Wang Chaohua's paper 'In the Name of the Republic: Cai Yuanpei in 1912' examined the effects of the revolution on one man. Cai (蔡元培 1868-1940), most famous as the progressive-minded president of Peking University in the late 1910s, had supported the anti-Manchu republican cause from the turn of the century but had actually spent most of the early 1900s in Europe. It was the revolution that brought him back to China, where he worked closely with Sun Yat-sen. Cai was not only named Minister of Education, but was Sun's envoy in negotiations with Yuan Shikai over Yuan's assumption of the presidency in late February and early March 1911. According to Wang Chaohua, the question was not whether the revolutionaries would welcome Yuan as president—however reluctantly in some cases, there was near unanimity on this—but a debate on how the office would be turned over to Yuan and what kind of powers would be ascribed to the presidency divided and weakened the revolutionaries. Cai supported turning the presidency over to Yuan but emphasized the importance of following republican procedures, and even used the occasion to explore questions of republican theory such as institutional stability, government accountability, and sources of legitimacy. Wang argues that the revolution changed Cai, bringing him back into what would become a lifetime of political activism that reflected his optimism even in the face of Yuan's grab for power. Taking the long view, Cai insisted the revolution had achieved success by overthrowing the Manchu-Qing government and by laying the foundation for future republican institutions; the old bureaucrats could not all be replaced overnight but, as they died off, more enlightened men would take their place.

My own paper, 'Living the Revolution: Narratives of 1911 in the Early Republic' tried to pinpoint the moment when the Wuchang Uprising became the 'revolution' (geming 革命).
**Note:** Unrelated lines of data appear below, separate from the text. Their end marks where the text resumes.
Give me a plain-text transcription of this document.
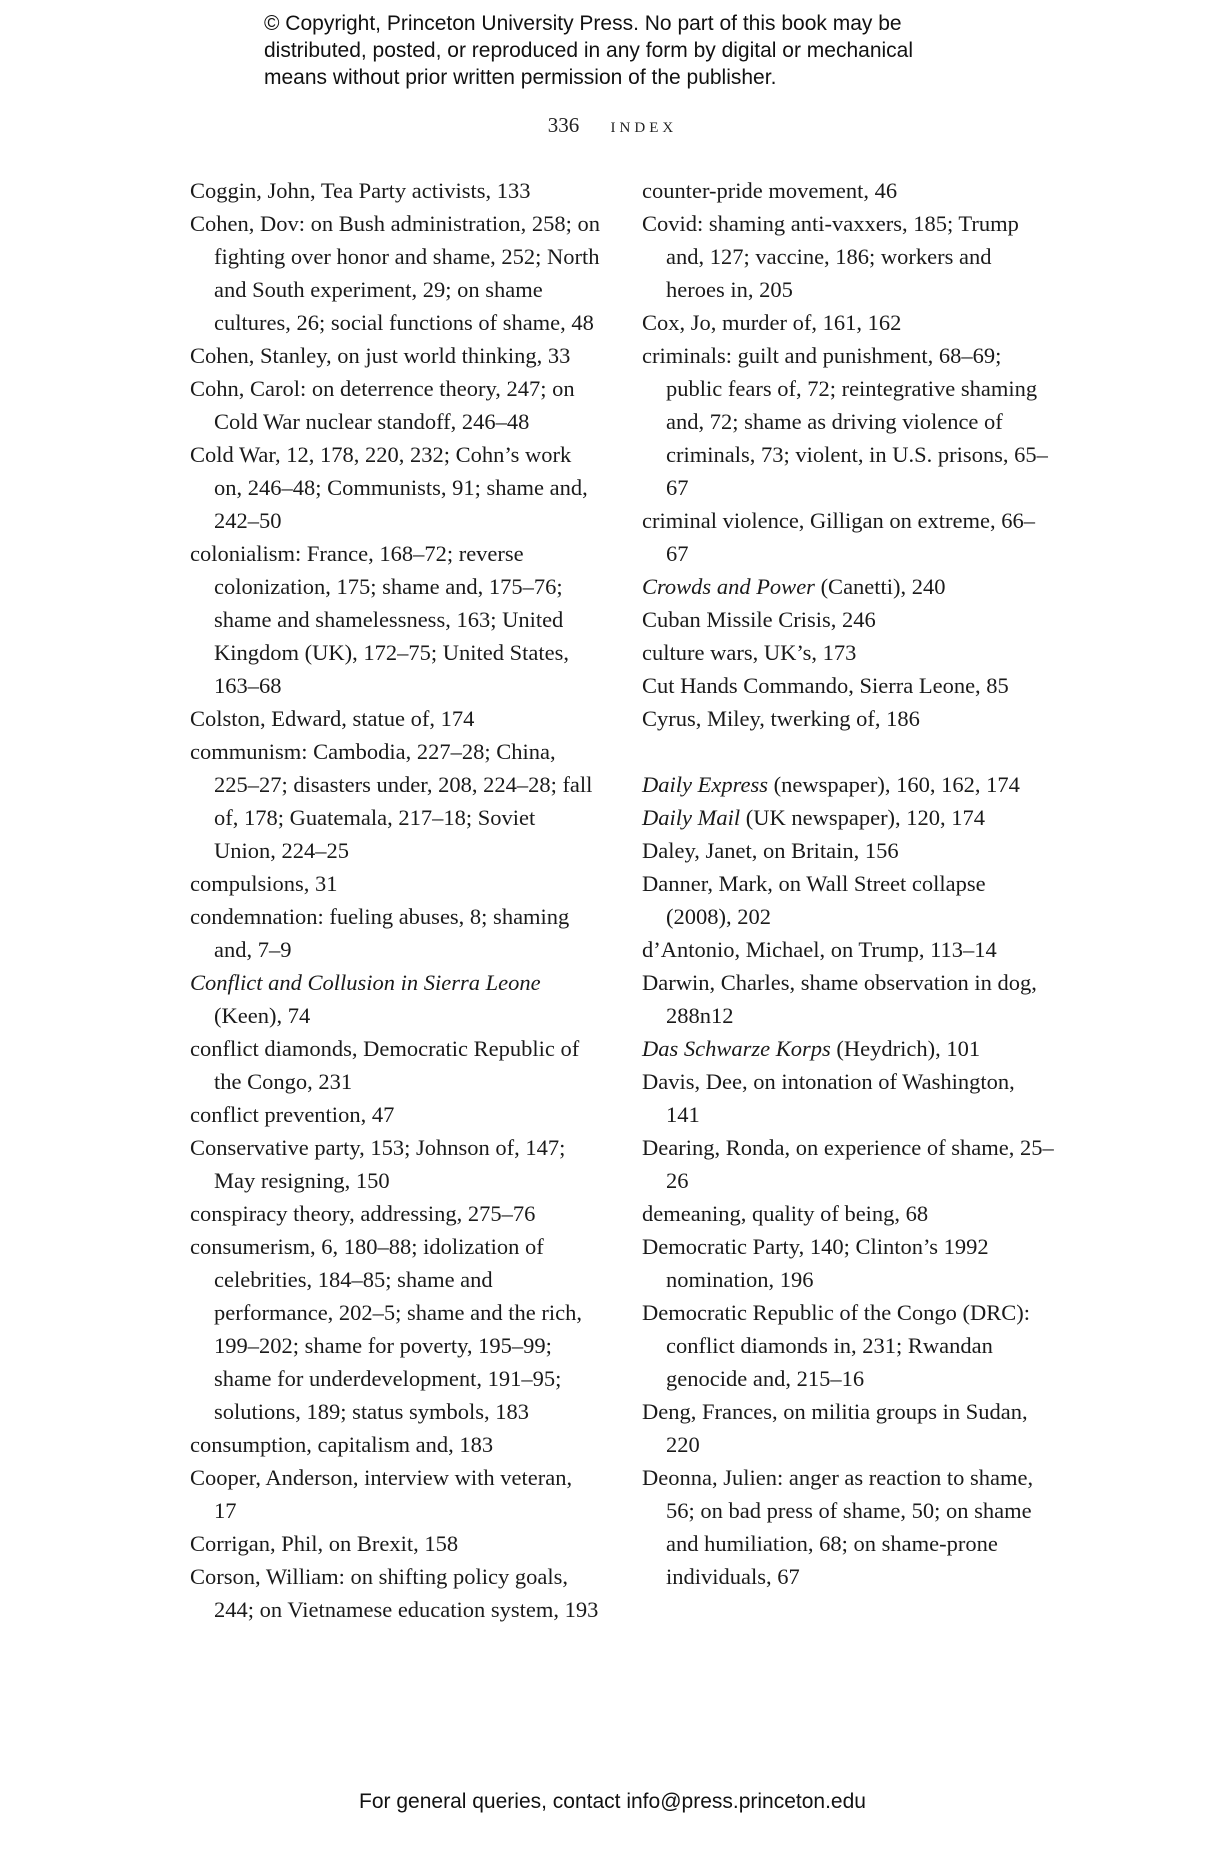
© Copyright, Princeton University Press. No part of this book may be

distributed, posted, or reproduced in any form by digital or mechanical

means without prior written permission of the publisher.

336 index

Coggin, John, Tea Party activists, 133

Cohen, Dov: on Bush administration, 258; on fighting over honor and shame, 252; North and South experiment, 29; on shame cultures, 26; social functions of shame, 48

Cohen, Stanley, on just world thinking, 33

Cohn, Carol: on deterrence theory, 247; on Cold War nuclear standoff, 246–48

Cold War, 12, 178, 220, 232; Cohn’s work on, 246–48; Communists, 91; shame and, 242–50

colonialism: France, 168–72; reverse colonization, 175; shame and, 175–76; shame and shamelessness, 163; United Kingdom (UK), 172–75; United States, 163–68

Colston, Edward, statue of, 174

communism: Cambodia, 227–28; China, 225–27; disasters under, 208, 224–28; fall of, 178; Guatemala, 217–18; Soviet Union, 224–25

compulsions, 31

condemnation: fueling abuses, 8; shaming and, 7–9

Conflict and Collusion in Sierra Leone (Keen), 74

conflict diamonds, Democratic Republic of the Congo, 231

conflict prevention, 47

Conservative party, 153; Johnson of, 147; May resigning, 150

conspiracy theory, addressing, 275–76

consumerism, 6, 180–88; idolization of celebrities, 184–85; shame and performance, 202–5; shame and the rich, 199–202; shame for poverty, 195–99; shame for underdevelopment, 191–95; solutions, 189; status symbols, 183

consumption, capitalism and, 183

Cooper, Anderson, interview with veteran, 17

Corrigan, Phil, on Brexit, 158

Corson, William: on shifting policy goals, 244; on Vietnamese education system, 193

counter-pride movement, 46

Covid: shaming anti-vaxxers, 185; Trump and, 127; vaccine, 186; workers and heroes in, 205

Cox, Jo, murder of, 161, 162

criminals: guilt and punishment, 68–69; public fears of, 72; reintegrative shaming and, 72; shame as driving violence of criminals, 73; violent, in U.S. prisons, 65–67

criminal violence, Gilligan on extreme, 66–67

Crowds and Power (Canetti), 240

Cuban Missile Crisis, 246

culture wars, UK’s, 173

Cut Hands Commando, Sierra Leone, 85

Cyrus, Miley, twerking of, 186

Daily Express (newspaper), 160, 162, 174

Daily Mail (UK newspaper), 120, 174

Daley, Janet, on Britain, 156

Danner, Mark, on Wall Street collapse (2008), 202

d’Antonio, Michael, on Trump, 113–14

Darwin, Charles, shame observation in dog, 288n12

Das Schwarze Korps (Heydrich), 101

Davis, Dee, on intonation of Washington, 141

Dearing, Ronda, on experience of shame, 25–26

demeaning, quality of being, 68

Democratic Party, 140; Clinton’s 1992 nomination, 196

Democratic Republic of the Congo (DRC): conflict diamonds in, 231; Rwandan genocide and, 215–16

Deng, Frances, on militia groups in Sudan, 220

Deonna, Julien: anger as reaction to shame, 56; on bad press of shame, 50; on shame and humiliation, 68; on shame-prone individuals, 67

For general queries, contact info@press.princeton.edu
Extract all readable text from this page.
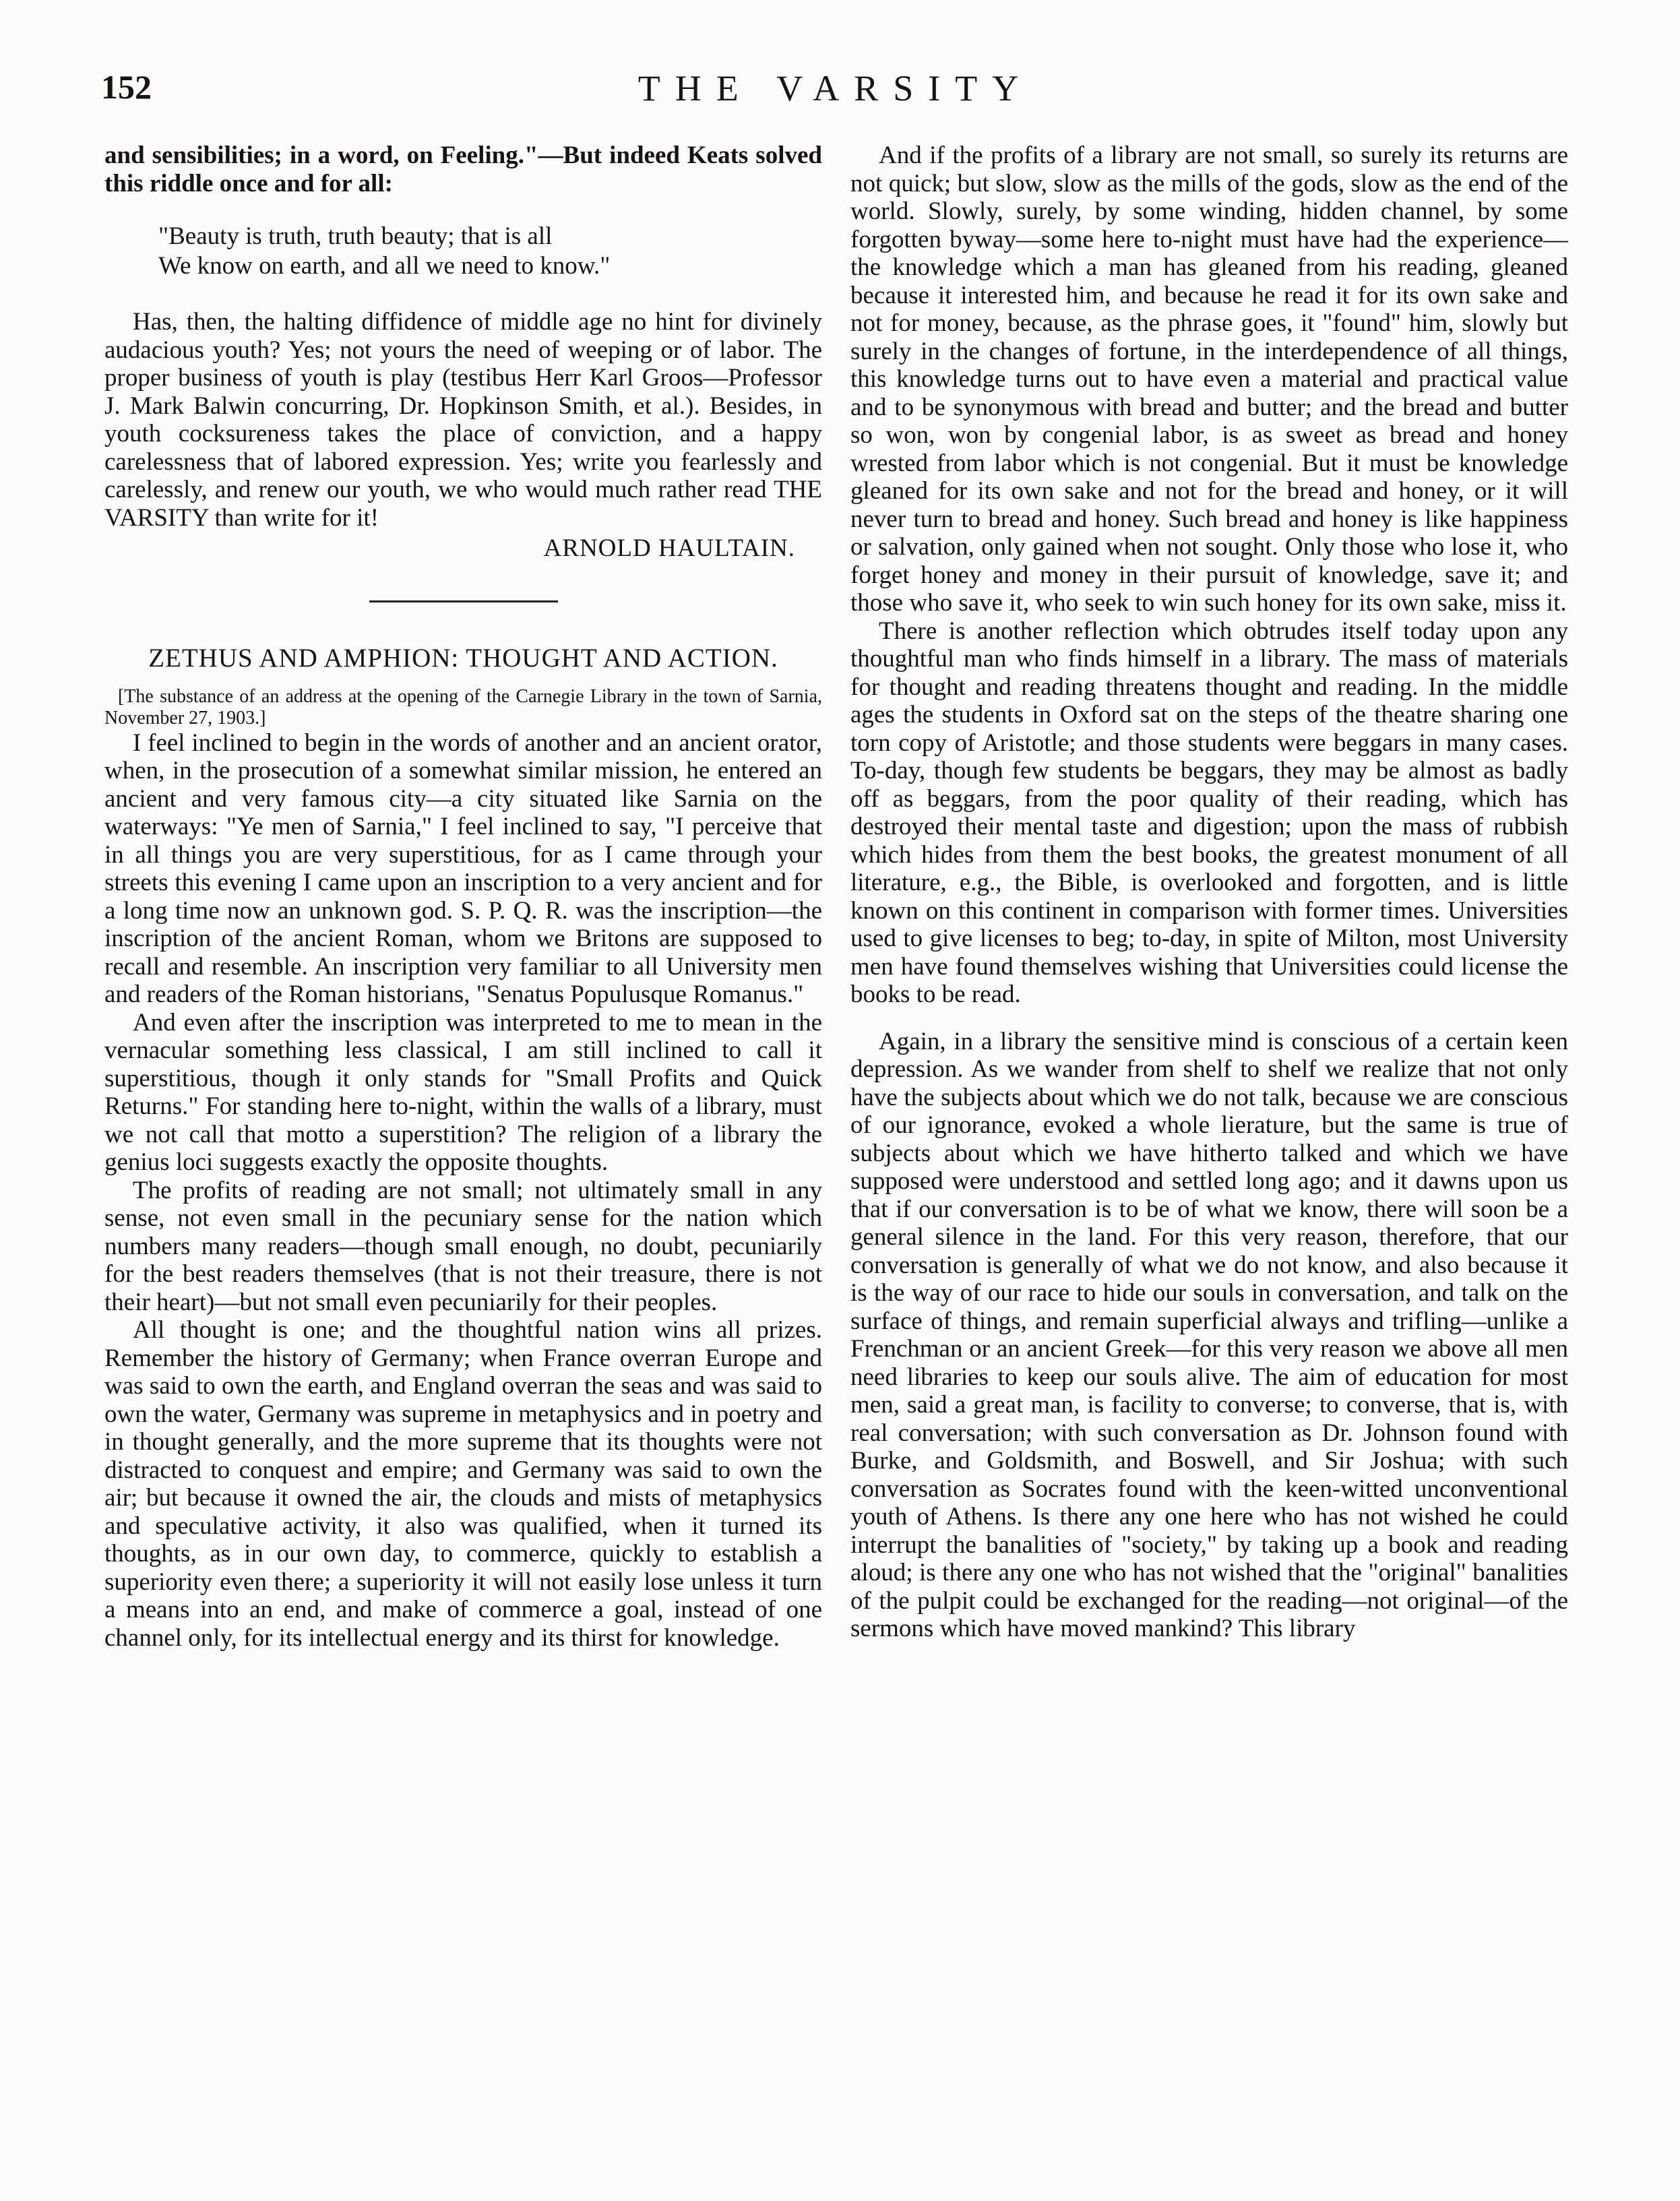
152	THE VARSITY

and sensibilities; in a word, on Feeling."—But indeed Keats solved this riddle once and for all:

"Beauty is truth, truth beauty; that is all
We know on earth, and all we need to know."

Has, then, the halting diffidence of middle age no hint for divinely audacious youth? Yes; not yours the need of weeping or of labor. The proper business of youth is play (testibus Herr Karl Groos—Professor J. Mark Balwin concurring, Dr. Hopkinson Smith, et al.). Besides, in youth cocksureness takes the place of conviction, and a happy carelessness that of labored expression. Yes; write you fearlessly and carelessly, and renew our youth, we who would much rather read THE VARSITY than write for it!

ARNOLD HAULTAIN.
ZETHUS AND AMPHION: THOUGHT AND ACTION.

[The substance of an address at the opening of the Carnegie Library in the town of Sarnia, November 27, 1903.]

I feel inclined to begin in the words of another and an ancient orator, when, in the prosecution of a somewhat similar mission, he entered an ancient and very famous city—a city situated like Sarnia on the waterways: "Ye men of Sarnia," I feel inclined to say, "I perceive that in all things you are very superstitious, for as I came through your streets this evening I came upon an inscription to a very ancient and for a long time now an unknown god. S. P. Q. R. was the inscription—the inscription of the ancient Roman, whom we Britons are supposed to recall and resemble. An inscription very familiar to all University men and readers of the Roman historians, "Senatus Populusque Romanus."

And even after the inscription was interpreted to me to mean in the vernacular something less classical, I am still inclined to call it superstitious, though it only stands for "Small Profits and Quick Returns." For standing here to-night, within the walls of a library, must we not call that motto a superstition? The religion of a library the genius loci suggests exactly the opposite thoughts.

The profits of reading are not small; not ultimately small in any sense, not even small in the pecuniary sense for the nation which numbers many readers—though small enough, no doubt, pecuniarily for the best readers themselves (that is not their treasure, there is not their heart)—but not small even pecuniarily for their peoples.

All thought is one; and the thoughtful nation wins all prizes. Remember the history of Germany; when France overran Europe and was said to own the earth, and England overran the seas and was said to own the water, Germany was supreme in metaphysics and in poetry and in thought generally, and the more supreme that its thoughts were not distracted to conquest and empire; and Germany was said to own the air; but because it owned the air, the clouds and mists of metaphysics and speculative activity, it also was qualified, when it turned its thoughts, as in our own day, to commerce, quickly to establish a superiority even there; a superiority it will not easily lose unless it turn a means into an end, and make of commerce a goal, instead of one channel only, for its intellectual energy and its thirst for knowledge.

And if the profits of a library are not small, so surely its returns are not quick; but slow, slow as the mills of the gods, slow as the end of the world. Slowly, surely, by some winding, hidden channel, by some forgotten byway—some here to-night must have had the experience—the knowledge which a man has gleaned from his reading, gleaned because it interested him, and because he read it for its own sake and not for money, because, as the phrase goes, it "found" him, slowly but surely in the changes of fortune, in the interdependence of all things, this knowledge turns out to have even a material and practical value and to be synonymous with bread and butter; and the bread and butter so won, won by congenial labor, is as sweet as bread and honey wrested from labor which is not congenial. But it must be knowledge gleaned for its own sake and not for the bread and honey, or it will never turn to bread and honey. Such bread and honey is like happiness or salvation, only gained when not sought. Only those who lose it, who forget honey and money in their pursuit of knowledge, save it; and those who save it, who seek to win such honey for its own sake, miss it.

There is another reflection which obtrudes itself today upon any thoughtful man who finds himself in a library. The mass of materials for thought and reading threatens thought and reading. In the middle ages the students in Oxford sat on the steps of the theatre sharing one torn copy of Aristotle; and those students were beggars in many cases. To-day, though few students be beggars, they may be almost as badly off as beggars, from the poor quality of their reading, which has destroyed their mental taste and digestion; upon the mass of rubbish which hides from them the best books, the greatest monument of all literature, e.g., the Bible, is overlooked and forgotten, and is little known on this continent in comparison with former times. Universities used to give licenses to beg; to-day, in spite of Milton, most University men have found themselves wishing that Universities could license the books to be read.

Again, in a library the sensitive mind is conscious of a certain keen depression. As we wander from shelf to shelf we realize that not only have the subjects about which we do not talk, because we are conscious of our ignorance, evoked a whole lierature, but the same is true of subjects about which we have hitherto talked and which we have supposed were understood and settled long ago; and it dawns upon us that if our conversation is to be of what we know, there will soon be a general silence in the land. For this very reason, therefore, that our conversation is generally of what we do not know, and also because it is the way of our race to hide our souls in conversation, and talk on the surface of things, and remain superficial always and trifling—unlike a Frenchman or an ancient Greek—for this very reason we above all men need libraries to keep our souls alive. The aim of education for most men, said a great man, is facility to converse; to converse, that is, with real conversation; with such conversation as Dr. Johnson found with Burke, and Goldsmith, and Boswell, and Sir Joshua; with such conversation as Socrates found with the keen-witted unconventional youth of Athens. Is there any one here who has not wished he could interrupt the banalities of "society," by taking up a book and reading aloud; is there any one who has not wished that the "original" banalities of the pulpit could be exchanged for the reading—not original—of the sermons which have moved mankind? This library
That is, when general opinion began to regard it as a movement that could overthrow the Qing and establish a new form of government. I used newspaper coverage of the events stemming from the October uprising to trace the transition from a narrative of 'uprising' and 'chaos' (luan 亂) to a triumphal story of the overthrow of oppression and the creation of unity. In other words, Wuchang was not comparable to events in Sichuan or earlier uprisings in the southeast. Elements of this revolutionary narrative began to appear by late October, though it was not put together for another few weeks. By early November, with the revolutionary conquest of Shanghai, the Shanghai newspaper Shenbao 申報 became virtually a mouthpiece of the revolution. The Tianjin newspaper Dagongbao 大公報 remained skeptical of the aims and probable results of revolution, but it too had to tell a story of the spread of a coherent movement across city after city, province after province, and of political transformation.

When the history of contemporary China was written in the first years of the Republic, as in textbooks for example, the revolution was told as a logical culmination of history. By the 1920s, its glory was dulled by monarchical restorationism and warlords, but the optimism of 1911-1912 was palpable. Indeed, the narrativization of the revolution not only shaped later memory, but was a factor in its success. This is not to say the fall of the Qing was inevitable but that to contemporaries, both pro- and anti-Qing, it was literally understandable in terms of the rise of entirely new political forces and forms. Notwithstanding the importance of socialism (which also had its roots in the 1911 revolutionary movement), the idea of a national republic continued to dominate political discourse throughout the twentieth century.